Consider, for example, the law’s impact on bank capital, a crucial element in protecting the economy from financial shocks. Also known as equity, this is the money provided to institutions by their shareholders. Unlike most types of debt, it doesn’t have to be paid back — a feature that allows banks to absorb losses and keep lending in bad times. The government had to rescue banks during the 2008 crisis because the cushion was insufficient.
To some extent, regulators have used their powers under Dodd-Frank to require more capital. As of Dec. 31, the six largest U.S. banks had, on average, about $5 in equity for every $100 in assets (calculated according to international accounting standards).
All else equal, that’s enough to absorb a 5 percent loss on assets, up from less than 4 percent in June 2012.
Problem is, the increased buffer remains dangerously thin.
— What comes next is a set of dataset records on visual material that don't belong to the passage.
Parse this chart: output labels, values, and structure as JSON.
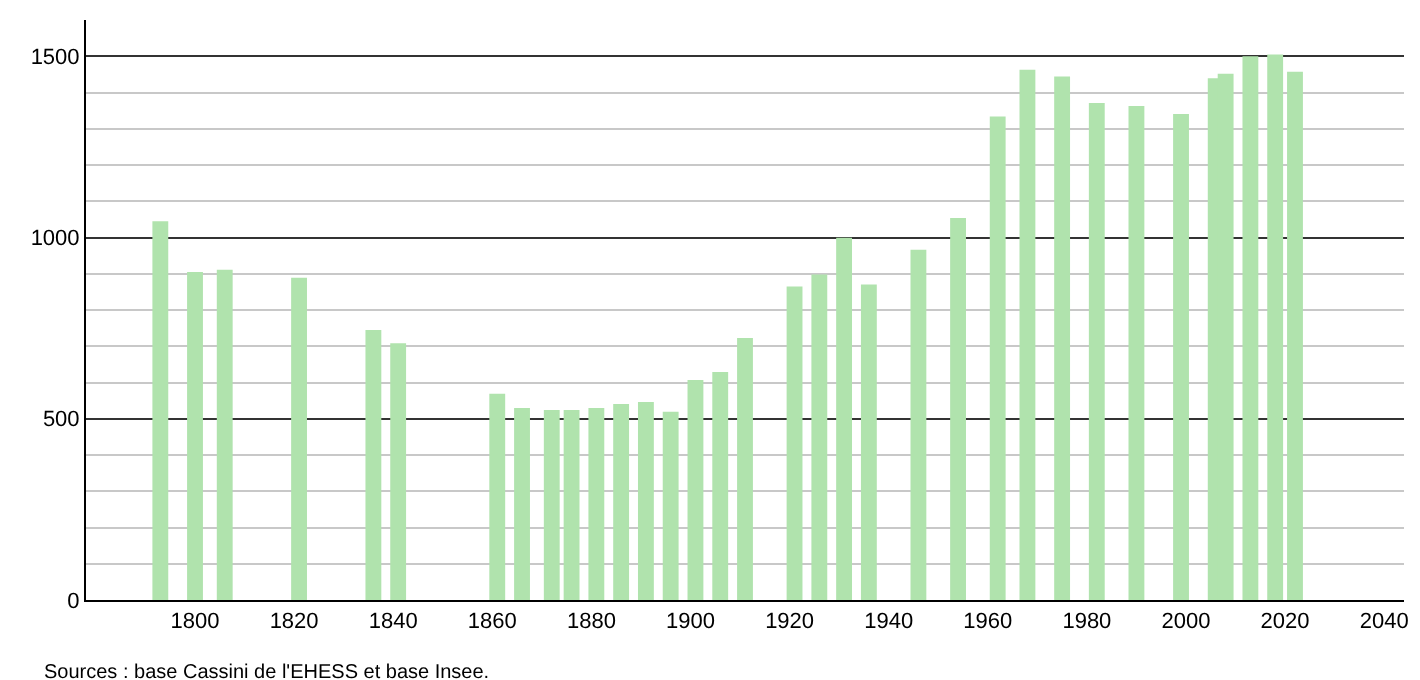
{
  "chart_data": {
    "type": "bar",
    "x": [
      1793,
      1800,
      1806,
      1821,
      1836,
      1841,
      1861,
      1866,
      1872,
      1876,
      1881,
      1886,
      1891,
      1896,
      1901,
      1906,
      1911,
      1921,
      1926,
      1931,
      1936,
      1946,
      1954,
      1962,
      1968,
      1975,
      1982,
      1990,
      1999,
      2006,
      2008,
      2013,
      2018,
      2022
    ],
    "values": [
      1045,
      905,
      911,
      889,
      745,
      708,
      569,
      530,
      524,
      524,
      530,
      541,
      546,
      519,
      607,
      629,
      723,
      865,
      898,
      999,
      870,
      966,
      1054,
      1334,
      1463,
      1444,
      1371,
      1363,
      1341,
      1439,
      1452,
      1500,
      1505,
      1457
    ],
    "color": "#b0e3ad",
    "xlim": [
      1778,
      2044
    ],
    "xticks": [
      1800,
      1820,
      1840,
      1860,
      1880,
      1900,
      1920,
      1940,
      1960,
      1980,
      2000,
      2020,
      2040
    ],
    "ylim": [
      0,
      1600
    ],
    "yticks": [
      0,
      500,
      1000,
      1500
    ],
    "grid": "y",
    "annotations": [
      "Sources : base Cassini de l'EHESS et base Insee."
    ]
  }
}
Even a hint that banks would come close to exhausting their equity could freeze the financial system — and losses can easily approach 5 percent.
Back in 2009, when U.S. banks were still struggling to recover from the crisis, the International Monetary Fund estimated that their losses would amount to more than 8 percent of all the loans and securities they held.
Given the size of some banks, the dollar amounts involved can be significant. Using information from stock markets, economists at New York University built a model that estimates how much capital banks would need to avoid distress in a severe crisis.
As of July 10, their analysis suggested that only one of the six largest U.S. banks, Wells Fargo, had enough. The other five had a total shortfall of $137 billion.
If the finances of big U.S. banks are so precarious, how can they function? The answer is that creditors expect the government to step in and rescue the institutions if they get into trouble.
This “too-big-to-fail” status allows the banks to borrow more cheaply than their inadequate capital cushions would otherwise allow — an implicit subsidy that benefits their executives and shareholders. Judging from recent research by economists at the New York Federal Reserve, the subsidy has so far survived Dodd-Frank’s efforts to eradicate it.
The law’s anniversary will undoubtedly elicit calls to roll back financial regulation. In some cases, such as community banking, changes would make sense. In core areas such as bank capital, however, regulators still have a long way to go.
If equity requirements were raised enough to eliminate implicit subsidies to the biggest banks, shareholders would have a greater incentive to break them up into more manageable — and more valuable — businesses. Perhaps then, regulation could be made simpler, too.
Mark Whitehouse writes editorials on global economics and finance for Bloomberg View.